Several months later, a friend who owned a studio asked if I could take over classes for a teacher who was leaving. ClassES. Seventy-five minutes each, twice a week! I’d been teaching a short class to people who had never taken yoga before and now I was being offered “real” classes in a studio to people who might have been practicing longer than me. And I was supposed to teach for more than twice the length of what I was used to. I said yes, still nervous, still unsure. I soon had regulars in my longer classes and I enjoyed preparing for and leading those, too. Each class I taught helped inform the others. The shorter class helped me build the more challenging classes and preparing the longer classes helped me make the shorter one less routine. I don’t know if I would have agreed to help my friend if I hadn’t already been teaching those shorter classes regularly. I needed the easy, comfortable class in order to agree to the one I had to stretch to teach. I needed each of the classes, each week.

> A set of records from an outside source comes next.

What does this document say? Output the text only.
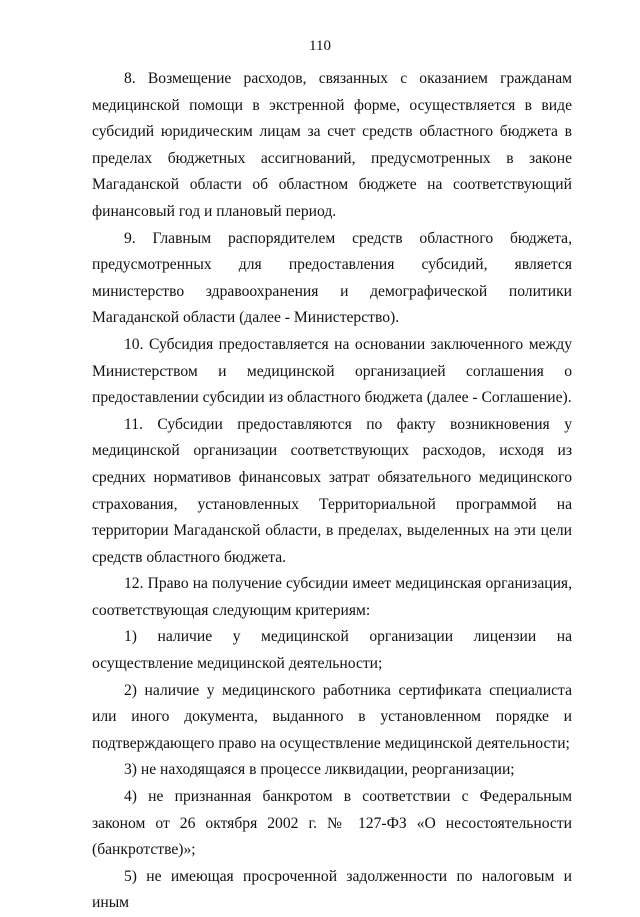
110

8. Возмещение расходов, связанных с оказанием гражданам медицинской помощи в экстренной форме, осуществляется в виде субсидий юридическим лицам за счет средств областного бюджета в пределах бюджетных ассигнований, предусмотренных в законе Магаданской области об областном бюджете на соответствующий финансовый год и плановый период.

9. Главным распорядителем средств областного бюджета, предусмотренных для предоставления субсидий, является министерство здравоохранения и демографической политики Магаданской области (далее - Министерство).

10. Субсидия предоставляется на основании заключенного между Министерством и медицинской организацией соглашения о предоставлении субсидии из областного бюджета (далее - Соглашение).

11. Субсидии предоставляются по факту возникновения у медицинской организации соответствующих расходов, исходя из средних нормативов финансовых затрат обязательного медицинского страхования, установленных Территориальной программой на территории Магаданской области, в пределах, выделенных на эти цели средств областного бюджета.

12. Право на получение субсидии имеет медицинская организация, соответствующая следующим критериям:

1) наличие у медицинской организации лицензии на осуществление медицинской деятельности;

2) наличие у медицинского работника сертификата специалиста или иного документа, выданного в установленном порядке и подтверждающего право на осуществление медицинской деятельности;

3) не находящаяся в процессе ликвидации, реорганизации;

4) не признанная банкротом в соответствии с Федеральным законом от 26 октября 2002 г. № 127-ФЗ «О несостоятельности (банкротстве)»;

5) не имеющая просроченной задолженности по налоговым и иным
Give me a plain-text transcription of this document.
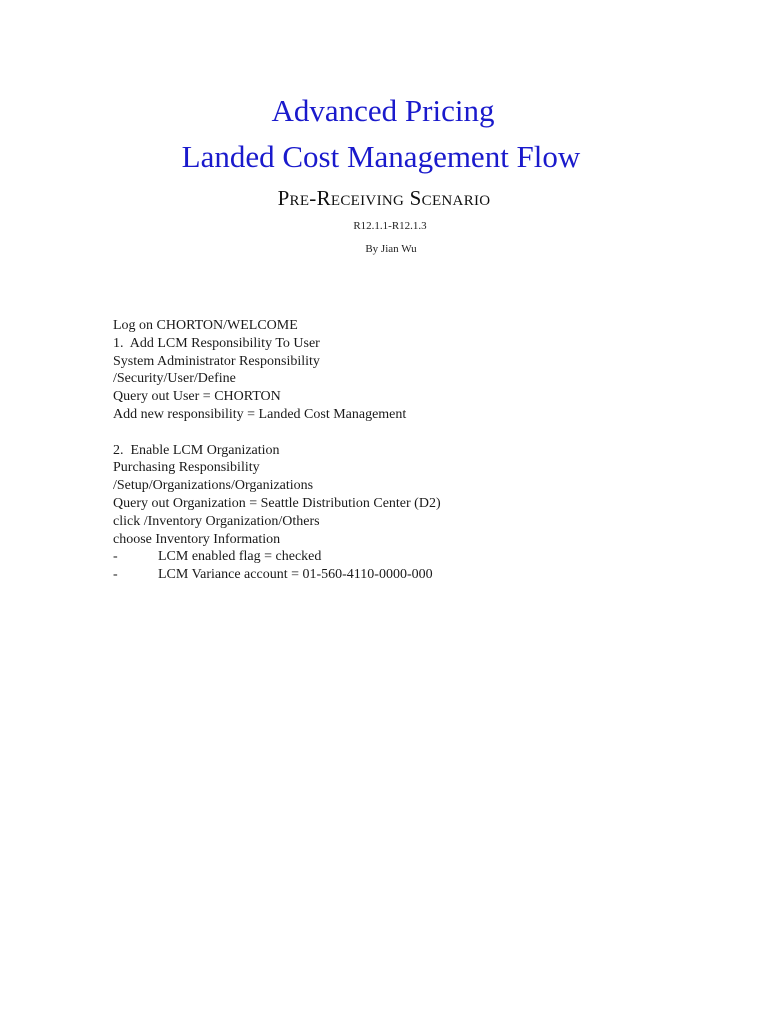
Advanced Pricing
Landed Cost Management Flow
Pre-Receiving Scenario
R12.1.1-R12.1.3
By Jian Wu
Log on CHORTON/WELCOME
1.  Add LCM Responsibility To User
System Administrator Responsibility
/Security/User/Define
Query out User = CHORTON
Add new responsibility = Landed Cost Management
2.  Enable LCM Organization
Purchasing Responsibility
/Setup/Organizations/Organizations
Query out Organization = Seattle Distribution Center (D2)
click /Inventory Organization/Others
choose Inventory Information
-	LCM enabled flag = checked
-	LCM Variance account = 01-560-4110-0000-000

When I think of how yoga has stretched me (and not just the poses), I hear my mentor-teacher saying, “Practice, and all is coming.” That’s the message she left when I posted my Bird of Paradise on social media, along with comments about how I struggled, gave up, and one day my body opened up without me thinking too much about it. This is a principle of yoga, one that extends beyond the mat. If we continuously practice love to ourselves — doing the comfortable when we need to, stretching and trying the thing that we think we’re not capable of doing or we’re too vulnerable to let go — all is coming. And that “all” is great love.